An attempt to log my journey through learning elm. Will work through tutorials found on the net, with an attempt to tweak each provided example so that I can get a better grip on the material. The examples will be in reverse chronological order, with the top displaying the most recent challenge.
Tutorials: \
A random walk, continuing on with the use of the Random module…
Estimating pi…
The approximation is based on the idea that: \[\lim_{n \to \infty} \frac{t}{n} = \frac{Area \ of \ Circle \ Quad}{Area \ of \ Circumscribed \ Square \ Quad} = \frac{\frac{\pi r^2}{4}}{r^2} = \frac{\pi}{4}\]
Admittedly took a bit of brute force to get this one done. Constrained the movement of the eyes by adjusting the related R values on the x,y-axis.
Learnt a bit about signals, and some work to get the coordinates to track mouse moves…
Instead of calculating and displaying the fibonacci sequence, I chose to pump out the sequence of perfect numbers up to 1000.

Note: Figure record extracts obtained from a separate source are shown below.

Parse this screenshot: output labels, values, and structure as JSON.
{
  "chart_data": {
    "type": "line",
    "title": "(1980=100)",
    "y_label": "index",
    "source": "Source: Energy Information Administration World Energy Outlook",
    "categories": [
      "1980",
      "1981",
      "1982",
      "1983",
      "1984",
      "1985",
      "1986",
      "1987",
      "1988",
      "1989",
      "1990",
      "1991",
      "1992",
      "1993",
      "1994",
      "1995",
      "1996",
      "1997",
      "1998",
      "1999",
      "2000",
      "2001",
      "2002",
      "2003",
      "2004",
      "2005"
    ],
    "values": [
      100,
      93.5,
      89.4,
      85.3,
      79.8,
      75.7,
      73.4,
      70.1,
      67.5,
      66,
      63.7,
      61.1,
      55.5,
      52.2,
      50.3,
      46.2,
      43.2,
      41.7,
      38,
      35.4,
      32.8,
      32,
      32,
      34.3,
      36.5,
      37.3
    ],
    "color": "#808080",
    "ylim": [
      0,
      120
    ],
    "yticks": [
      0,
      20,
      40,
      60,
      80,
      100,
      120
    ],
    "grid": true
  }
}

Perfect number, a positive integer that is equal to the sum of its proper divisors. The smallest perfect number is 6, which is the sum of 1, 2, and 3. Other perfect numbers are 28, 496, and 8,128. The discovery of such numbers is lost in prehistory. It is known, however, that the Pythagoreans (founded c. 525 bc) studied perfect numbers for their “mystical” properties.
-Encyclopedia Britannica
If anyone has suggestions on improving the properDivisor implementation please advise.
Really no additional explanation required here, just changed the wording a bit.